Paper No. 3
Presentation Time: 8:35 AM


LIEBERMAN, Bruce S., Department of Ecology & Evolutionary Biology, University of Kansas, 1345 Jayhawk Blvd, Dyche Hall, Lawrence, KS 66045,

Adaptive radiations are often invoked anytime clades show significant bursts of diversification, but it is important to not simply assume that any radiating clade constitutes an adaptive radiation. Here a macroevolutionary theoretic framework is developed, using specific examples from the fossil record, especially those involving trilobites, for identifying and defining various types of evolutionary radiations, including adaptive radiations. This framework builds on the fact that several highly relevant macroevolutionary concepts including the Turnover Pulse Hypothesis, the Effect Hypothesis, and species selection, have not previously been considered in the adaptive radiations literature; here these are more fully integrated into the theory of adaptive radiations. In addition, the relevance of whether radiations might have been driven by exaptations instead of adaptations is emphasized. Another important issue considered is the centrality of monophyly to the identification of an evolutionary radiation.
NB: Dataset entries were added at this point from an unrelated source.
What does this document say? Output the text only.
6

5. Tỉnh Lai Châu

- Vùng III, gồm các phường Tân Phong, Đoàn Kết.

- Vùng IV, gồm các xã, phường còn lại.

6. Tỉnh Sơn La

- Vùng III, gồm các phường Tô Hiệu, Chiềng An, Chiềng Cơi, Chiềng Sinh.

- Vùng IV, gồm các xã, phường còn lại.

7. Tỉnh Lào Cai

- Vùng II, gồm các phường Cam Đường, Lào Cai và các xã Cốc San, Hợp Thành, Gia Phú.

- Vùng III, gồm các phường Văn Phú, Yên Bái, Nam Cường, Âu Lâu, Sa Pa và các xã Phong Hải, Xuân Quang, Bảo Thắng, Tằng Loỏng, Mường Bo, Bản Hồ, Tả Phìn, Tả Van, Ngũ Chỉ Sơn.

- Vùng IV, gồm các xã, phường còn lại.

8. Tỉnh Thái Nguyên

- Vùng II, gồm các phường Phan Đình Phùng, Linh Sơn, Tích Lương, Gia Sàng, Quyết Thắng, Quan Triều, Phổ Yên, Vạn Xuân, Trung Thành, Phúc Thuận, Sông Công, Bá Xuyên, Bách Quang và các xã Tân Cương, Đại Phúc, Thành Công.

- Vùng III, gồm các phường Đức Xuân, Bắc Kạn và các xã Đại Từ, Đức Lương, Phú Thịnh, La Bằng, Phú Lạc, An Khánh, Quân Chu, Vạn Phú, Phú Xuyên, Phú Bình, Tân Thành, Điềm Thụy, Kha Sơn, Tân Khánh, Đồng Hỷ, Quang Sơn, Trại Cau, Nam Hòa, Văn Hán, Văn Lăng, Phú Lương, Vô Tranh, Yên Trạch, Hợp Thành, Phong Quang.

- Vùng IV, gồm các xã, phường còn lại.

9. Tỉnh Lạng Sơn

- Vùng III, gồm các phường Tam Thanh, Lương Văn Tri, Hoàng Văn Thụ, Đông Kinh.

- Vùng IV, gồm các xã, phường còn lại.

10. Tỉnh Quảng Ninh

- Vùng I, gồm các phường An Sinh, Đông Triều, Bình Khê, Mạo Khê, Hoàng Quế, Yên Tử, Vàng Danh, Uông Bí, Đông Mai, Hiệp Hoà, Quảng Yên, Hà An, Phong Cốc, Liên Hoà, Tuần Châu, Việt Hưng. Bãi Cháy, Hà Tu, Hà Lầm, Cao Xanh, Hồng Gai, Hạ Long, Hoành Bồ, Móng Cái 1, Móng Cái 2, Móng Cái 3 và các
For example, phenomena informally treated as evolutionary radiations, such as the Cambrian radiation, should in actuality be considered not as one but several separate evolutionary radiations: radiations where adaptation likely played little if any role in spurring diversification. Ironically the fossil record, the source of the initial hallmark examples of adaptive radiation, now appears to show little concrete support for this phenomenon.

Other types of evolutionary radiations are identified, including geographic radiations, which are driven by opportunities for allopatric speciation created by geologic or climatic change, or a taxon’s presence in a geographically complex region. Potential examples of adaptive radiation are here consigned to only a single quadrant of the various types of evolutionary radiation. Even within that quadrant there can be either exaptive or adaptive radiations. Special emphasis is also placed on considering the role that abiotic as opposed to biotic factors may play in motivating diversification during evolutionary radiations in general, and adaptive and exaptive radiations in particular.